P.S. However, each of the compared conditions has only two samples; that might be an alternative explanation for the low number of DE genes.

deseq2 combat batch-effects • 65 views
modified 12 days ago by Michael Love25k • written 13 days ago by Samuel0
Answer: Modelling a multiplicative batch effect with DESeq2
2
12 days ago by
Michael Love25k
United States
Michael Love25k wrote:

The process by which DESeq2 models a batch effect is close to : Subtracting the arithmetic mean of the batches' expression values from the genes, on a per-gene basis.

The way that DESeq2 models batch effects is exactly the same as how it models differences due to condition.

See the third paragraph of the Results section of the DESeq2 paper:

https://genomebiology.biomedcentral.com/articles/10.1186/s13059-014-0550-8#Sec2

or the third line of the equation block here:

http://bioconductor.org/packages/devel/bioc/vignettes/DESeq2/inst/doc/DESeq2.html#the-deseq2-model

We assume that the log2 of the expected mean of the Negative Binomial is explained by a linear combination of the covariates.
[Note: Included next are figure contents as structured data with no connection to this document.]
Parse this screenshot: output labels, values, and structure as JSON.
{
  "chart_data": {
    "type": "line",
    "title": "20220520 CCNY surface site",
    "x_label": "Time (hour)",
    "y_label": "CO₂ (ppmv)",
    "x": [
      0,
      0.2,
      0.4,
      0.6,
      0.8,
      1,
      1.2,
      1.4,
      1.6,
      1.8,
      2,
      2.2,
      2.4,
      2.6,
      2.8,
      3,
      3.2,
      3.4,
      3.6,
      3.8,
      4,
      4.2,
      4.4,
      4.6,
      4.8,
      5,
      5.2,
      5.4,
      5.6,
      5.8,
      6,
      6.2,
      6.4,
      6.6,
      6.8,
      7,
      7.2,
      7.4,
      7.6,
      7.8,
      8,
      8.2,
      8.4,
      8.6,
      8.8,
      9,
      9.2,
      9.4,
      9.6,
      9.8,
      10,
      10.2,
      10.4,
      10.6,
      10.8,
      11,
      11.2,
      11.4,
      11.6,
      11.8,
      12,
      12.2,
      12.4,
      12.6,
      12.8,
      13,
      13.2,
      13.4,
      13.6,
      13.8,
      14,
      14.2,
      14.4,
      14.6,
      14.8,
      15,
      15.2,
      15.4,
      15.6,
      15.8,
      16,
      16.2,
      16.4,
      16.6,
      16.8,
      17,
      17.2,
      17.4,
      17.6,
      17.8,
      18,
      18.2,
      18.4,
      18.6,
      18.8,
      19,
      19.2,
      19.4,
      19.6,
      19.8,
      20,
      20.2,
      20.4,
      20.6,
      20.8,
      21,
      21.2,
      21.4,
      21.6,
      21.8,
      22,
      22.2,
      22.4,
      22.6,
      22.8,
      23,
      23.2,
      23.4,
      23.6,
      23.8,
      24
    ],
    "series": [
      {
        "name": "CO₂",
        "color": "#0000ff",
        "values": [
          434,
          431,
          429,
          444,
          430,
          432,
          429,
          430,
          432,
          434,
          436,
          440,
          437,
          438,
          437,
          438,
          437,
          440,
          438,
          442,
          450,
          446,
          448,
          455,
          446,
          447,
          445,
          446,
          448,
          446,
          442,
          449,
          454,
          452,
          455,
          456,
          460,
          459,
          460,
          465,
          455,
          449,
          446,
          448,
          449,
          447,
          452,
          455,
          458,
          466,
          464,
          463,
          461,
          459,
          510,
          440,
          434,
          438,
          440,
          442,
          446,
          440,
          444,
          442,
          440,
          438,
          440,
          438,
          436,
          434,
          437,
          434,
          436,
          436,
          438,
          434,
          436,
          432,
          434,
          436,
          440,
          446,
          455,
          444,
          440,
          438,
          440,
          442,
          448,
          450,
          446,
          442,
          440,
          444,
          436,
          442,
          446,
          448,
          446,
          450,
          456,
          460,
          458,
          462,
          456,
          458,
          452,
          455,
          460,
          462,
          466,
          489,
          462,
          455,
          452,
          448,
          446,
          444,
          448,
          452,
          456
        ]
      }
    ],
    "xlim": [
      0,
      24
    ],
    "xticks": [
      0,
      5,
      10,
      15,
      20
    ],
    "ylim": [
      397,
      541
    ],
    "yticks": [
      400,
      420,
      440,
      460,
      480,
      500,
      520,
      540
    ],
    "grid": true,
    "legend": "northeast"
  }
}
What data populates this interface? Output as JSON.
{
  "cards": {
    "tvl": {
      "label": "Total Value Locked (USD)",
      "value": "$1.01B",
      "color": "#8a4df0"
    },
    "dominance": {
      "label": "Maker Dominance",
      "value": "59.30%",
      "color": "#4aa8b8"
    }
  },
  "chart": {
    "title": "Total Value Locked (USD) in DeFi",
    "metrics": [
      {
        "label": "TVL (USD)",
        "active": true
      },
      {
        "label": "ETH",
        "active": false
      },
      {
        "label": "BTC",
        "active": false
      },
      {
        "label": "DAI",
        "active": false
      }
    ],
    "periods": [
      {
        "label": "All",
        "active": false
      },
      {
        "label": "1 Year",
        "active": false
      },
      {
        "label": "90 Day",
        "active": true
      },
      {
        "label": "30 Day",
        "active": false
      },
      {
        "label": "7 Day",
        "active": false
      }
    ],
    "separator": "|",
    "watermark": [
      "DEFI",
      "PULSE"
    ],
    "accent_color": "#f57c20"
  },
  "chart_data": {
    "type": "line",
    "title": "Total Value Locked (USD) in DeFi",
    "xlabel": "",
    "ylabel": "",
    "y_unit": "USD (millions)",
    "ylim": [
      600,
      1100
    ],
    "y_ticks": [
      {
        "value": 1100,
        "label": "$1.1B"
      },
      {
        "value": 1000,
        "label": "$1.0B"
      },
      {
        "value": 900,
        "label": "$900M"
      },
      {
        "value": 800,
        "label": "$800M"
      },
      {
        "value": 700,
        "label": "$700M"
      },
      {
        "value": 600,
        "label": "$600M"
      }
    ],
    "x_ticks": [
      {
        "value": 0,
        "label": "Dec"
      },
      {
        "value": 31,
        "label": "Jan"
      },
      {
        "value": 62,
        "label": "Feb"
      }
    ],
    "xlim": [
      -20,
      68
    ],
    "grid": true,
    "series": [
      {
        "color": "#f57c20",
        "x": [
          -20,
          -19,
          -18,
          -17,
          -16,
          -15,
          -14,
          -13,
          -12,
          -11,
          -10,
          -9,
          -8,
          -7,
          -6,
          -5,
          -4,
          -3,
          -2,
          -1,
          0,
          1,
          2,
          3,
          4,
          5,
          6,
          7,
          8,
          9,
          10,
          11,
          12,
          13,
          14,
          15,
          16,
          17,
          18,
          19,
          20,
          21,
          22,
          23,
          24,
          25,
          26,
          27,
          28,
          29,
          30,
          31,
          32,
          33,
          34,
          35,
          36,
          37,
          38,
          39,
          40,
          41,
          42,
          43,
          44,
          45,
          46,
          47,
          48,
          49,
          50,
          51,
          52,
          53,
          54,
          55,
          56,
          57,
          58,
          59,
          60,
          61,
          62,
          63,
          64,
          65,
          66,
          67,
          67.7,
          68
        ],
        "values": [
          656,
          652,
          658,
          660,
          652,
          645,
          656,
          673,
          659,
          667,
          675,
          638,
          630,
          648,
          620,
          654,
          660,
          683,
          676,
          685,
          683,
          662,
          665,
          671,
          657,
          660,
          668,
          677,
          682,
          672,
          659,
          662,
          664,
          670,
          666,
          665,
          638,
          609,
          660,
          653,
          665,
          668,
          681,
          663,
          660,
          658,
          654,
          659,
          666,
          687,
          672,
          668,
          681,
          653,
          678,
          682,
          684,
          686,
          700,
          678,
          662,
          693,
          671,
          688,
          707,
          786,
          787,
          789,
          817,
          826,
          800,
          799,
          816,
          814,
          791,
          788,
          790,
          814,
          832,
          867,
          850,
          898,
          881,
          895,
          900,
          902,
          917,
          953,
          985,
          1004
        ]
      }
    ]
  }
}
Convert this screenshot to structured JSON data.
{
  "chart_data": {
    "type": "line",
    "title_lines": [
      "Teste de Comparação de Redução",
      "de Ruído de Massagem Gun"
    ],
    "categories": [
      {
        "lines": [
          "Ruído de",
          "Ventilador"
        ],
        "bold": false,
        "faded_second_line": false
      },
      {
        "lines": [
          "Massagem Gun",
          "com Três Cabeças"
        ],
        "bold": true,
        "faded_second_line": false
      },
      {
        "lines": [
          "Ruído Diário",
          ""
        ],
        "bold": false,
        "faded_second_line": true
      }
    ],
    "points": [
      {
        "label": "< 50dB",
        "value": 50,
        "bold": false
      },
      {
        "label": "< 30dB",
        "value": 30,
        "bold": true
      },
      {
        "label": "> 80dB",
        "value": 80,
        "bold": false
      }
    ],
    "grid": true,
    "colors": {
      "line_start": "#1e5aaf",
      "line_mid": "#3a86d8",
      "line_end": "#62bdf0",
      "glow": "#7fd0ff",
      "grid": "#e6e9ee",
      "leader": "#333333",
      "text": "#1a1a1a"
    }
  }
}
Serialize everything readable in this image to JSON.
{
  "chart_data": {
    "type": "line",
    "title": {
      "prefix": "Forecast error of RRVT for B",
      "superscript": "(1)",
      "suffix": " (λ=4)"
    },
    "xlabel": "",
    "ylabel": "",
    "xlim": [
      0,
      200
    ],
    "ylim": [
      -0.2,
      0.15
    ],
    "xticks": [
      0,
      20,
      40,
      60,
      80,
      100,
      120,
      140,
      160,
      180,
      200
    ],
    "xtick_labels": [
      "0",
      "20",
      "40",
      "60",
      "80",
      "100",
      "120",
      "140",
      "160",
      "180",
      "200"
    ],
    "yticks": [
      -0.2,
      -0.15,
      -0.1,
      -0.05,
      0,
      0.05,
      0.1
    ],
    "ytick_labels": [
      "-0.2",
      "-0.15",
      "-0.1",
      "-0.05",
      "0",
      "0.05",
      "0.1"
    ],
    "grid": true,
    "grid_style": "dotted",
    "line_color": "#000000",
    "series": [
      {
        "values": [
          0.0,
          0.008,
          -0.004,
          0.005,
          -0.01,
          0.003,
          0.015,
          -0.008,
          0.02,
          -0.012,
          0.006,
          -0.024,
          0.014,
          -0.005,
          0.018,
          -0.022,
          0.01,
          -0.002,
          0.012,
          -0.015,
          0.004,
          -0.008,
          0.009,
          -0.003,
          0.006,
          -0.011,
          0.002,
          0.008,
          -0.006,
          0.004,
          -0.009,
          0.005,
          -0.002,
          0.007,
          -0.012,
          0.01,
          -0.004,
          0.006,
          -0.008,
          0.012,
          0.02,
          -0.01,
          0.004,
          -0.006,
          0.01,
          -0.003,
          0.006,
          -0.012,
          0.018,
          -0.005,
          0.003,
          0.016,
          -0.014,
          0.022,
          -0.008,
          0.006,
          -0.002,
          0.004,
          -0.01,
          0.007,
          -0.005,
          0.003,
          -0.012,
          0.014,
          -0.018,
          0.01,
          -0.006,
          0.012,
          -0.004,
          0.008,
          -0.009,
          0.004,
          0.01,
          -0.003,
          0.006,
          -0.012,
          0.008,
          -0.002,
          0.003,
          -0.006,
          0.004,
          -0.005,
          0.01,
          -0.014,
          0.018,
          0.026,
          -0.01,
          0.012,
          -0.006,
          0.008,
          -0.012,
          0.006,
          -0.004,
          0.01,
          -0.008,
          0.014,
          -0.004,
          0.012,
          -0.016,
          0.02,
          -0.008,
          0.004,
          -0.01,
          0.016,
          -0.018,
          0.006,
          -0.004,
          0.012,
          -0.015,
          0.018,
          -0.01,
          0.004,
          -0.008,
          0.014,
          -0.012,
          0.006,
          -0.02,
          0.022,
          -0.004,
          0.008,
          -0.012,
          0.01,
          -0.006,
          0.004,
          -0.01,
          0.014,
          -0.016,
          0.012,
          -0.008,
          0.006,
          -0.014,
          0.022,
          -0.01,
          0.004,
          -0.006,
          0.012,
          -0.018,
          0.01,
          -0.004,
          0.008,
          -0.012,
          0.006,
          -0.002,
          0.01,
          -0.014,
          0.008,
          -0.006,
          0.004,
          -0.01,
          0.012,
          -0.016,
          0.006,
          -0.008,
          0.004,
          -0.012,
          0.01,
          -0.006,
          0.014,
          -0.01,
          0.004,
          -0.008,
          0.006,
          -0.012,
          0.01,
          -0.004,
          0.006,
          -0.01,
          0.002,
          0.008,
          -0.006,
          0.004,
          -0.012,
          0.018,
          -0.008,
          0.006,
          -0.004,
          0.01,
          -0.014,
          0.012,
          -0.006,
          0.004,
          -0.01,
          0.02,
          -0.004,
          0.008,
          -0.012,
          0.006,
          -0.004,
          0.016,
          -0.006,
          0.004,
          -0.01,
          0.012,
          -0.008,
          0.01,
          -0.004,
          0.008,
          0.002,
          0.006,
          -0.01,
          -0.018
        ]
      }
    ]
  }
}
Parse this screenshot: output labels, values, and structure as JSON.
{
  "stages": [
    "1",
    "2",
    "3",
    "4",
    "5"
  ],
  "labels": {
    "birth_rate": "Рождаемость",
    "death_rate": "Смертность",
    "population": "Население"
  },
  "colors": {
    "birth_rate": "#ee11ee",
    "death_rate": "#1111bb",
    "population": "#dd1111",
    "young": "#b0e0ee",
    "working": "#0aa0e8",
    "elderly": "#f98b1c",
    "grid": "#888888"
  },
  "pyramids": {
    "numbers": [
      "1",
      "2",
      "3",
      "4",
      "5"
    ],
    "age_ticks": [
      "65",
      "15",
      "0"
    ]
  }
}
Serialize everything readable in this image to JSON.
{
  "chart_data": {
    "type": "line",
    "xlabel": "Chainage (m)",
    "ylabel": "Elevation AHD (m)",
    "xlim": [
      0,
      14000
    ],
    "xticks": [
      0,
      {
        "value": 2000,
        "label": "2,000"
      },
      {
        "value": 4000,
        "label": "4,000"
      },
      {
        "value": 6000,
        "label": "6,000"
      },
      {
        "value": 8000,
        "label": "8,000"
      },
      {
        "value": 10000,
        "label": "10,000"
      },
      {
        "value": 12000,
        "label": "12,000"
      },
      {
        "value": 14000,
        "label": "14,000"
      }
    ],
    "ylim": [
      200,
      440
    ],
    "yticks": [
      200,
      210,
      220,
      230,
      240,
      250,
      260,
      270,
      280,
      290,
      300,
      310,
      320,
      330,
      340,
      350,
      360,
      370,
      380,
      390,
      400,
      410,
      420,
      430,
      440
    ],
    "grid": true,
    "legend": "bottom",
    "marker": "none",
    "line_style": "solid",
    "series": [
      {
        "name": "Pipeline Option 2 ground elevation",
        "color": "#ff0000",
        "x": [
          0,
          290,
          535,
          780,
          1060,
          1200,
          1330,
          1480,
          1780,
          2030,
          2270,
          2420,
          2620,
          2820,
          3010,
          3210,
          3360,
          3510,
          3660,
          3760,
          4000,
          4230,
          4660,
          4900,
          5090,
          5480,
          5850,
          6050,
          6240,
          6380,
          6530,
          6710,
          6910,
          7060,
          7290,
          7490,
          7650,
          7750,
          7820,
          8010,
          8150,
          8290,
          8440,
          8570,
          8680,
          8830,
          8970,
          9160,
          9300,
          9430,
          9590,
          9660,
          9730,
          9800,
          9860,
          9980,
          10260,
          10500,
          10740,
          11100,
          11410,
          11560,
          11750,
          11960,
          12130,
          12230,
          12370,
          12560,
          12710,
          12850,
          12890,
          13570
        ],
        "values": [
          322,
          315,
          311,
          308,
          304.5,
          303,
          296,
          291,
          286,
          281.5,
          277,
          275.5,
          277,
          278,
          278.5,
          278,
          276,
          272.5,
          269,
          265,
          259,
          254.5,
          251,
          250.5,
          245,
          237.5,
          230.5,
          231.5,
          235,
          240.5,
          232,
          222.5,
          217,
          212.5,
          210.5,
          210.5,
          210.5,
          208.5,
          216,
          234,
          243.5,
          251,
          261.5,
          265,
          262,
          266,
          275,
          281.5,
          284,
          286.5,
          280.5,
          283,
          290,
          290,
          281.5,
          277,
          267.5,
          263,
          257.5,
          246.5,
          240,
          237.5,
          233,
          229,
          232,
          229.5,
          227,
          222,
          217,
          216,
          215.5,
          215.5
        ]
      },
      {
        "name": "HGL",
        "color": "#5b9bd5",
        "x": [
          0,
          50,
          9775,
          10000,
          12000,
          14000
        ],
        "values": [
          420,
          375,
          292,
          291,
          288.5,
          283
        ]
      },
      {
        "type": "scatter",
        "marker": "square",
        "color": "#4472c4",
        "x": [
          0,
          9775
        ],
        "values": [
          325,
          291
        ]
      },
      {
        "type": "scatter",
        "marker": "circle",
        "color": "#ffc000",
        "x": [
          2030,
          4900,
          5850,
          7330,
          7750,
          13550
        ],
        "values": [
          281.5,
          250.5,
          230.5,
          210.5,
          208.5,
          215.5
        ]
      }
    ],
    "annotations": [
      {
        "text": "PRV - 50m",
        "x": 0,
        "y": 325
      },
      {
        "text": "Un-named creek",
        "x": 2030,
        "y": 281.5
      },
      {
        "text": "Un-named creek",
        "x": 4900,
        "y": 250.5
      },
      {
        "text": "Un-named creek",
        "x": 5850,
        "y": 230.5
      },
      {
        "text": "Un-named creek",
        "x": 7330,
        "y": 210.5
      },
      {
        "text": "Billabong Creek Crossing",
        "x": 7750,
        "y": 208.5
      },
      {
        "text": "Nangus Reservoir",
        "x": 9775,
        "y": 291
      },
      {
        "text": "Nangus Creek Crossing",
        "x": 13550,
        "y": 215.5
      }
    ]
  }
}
So there will be a beta associated with the batch differences and a beta associated with the condition differences, in a model ~batch + condition.

So, given that we are modeling the log of the mean, we do have a multiplicative model for batch (or condition, or whatever covariate goes in the design).

Answer: Modelling a multiplicative batch effect with DESeq2
0
12 days ago by
University Hospital Jena, Germany
Nicolas Huber0 wrote:

I'm not an expert at all, so here just my thoughts: For a model.matrix if you don't know whether the effect is additive you would write it like this: model.matrix(~ diet + sex + diet:sex) OR model.matrix(~ diet*sex) (took it from http://genomicsclass.github.io/book/pages/expressingdesignformula.html)

In DESeq2 the standard workflow doesn't have this kind of input, but edgeR does in the glmQLFit function.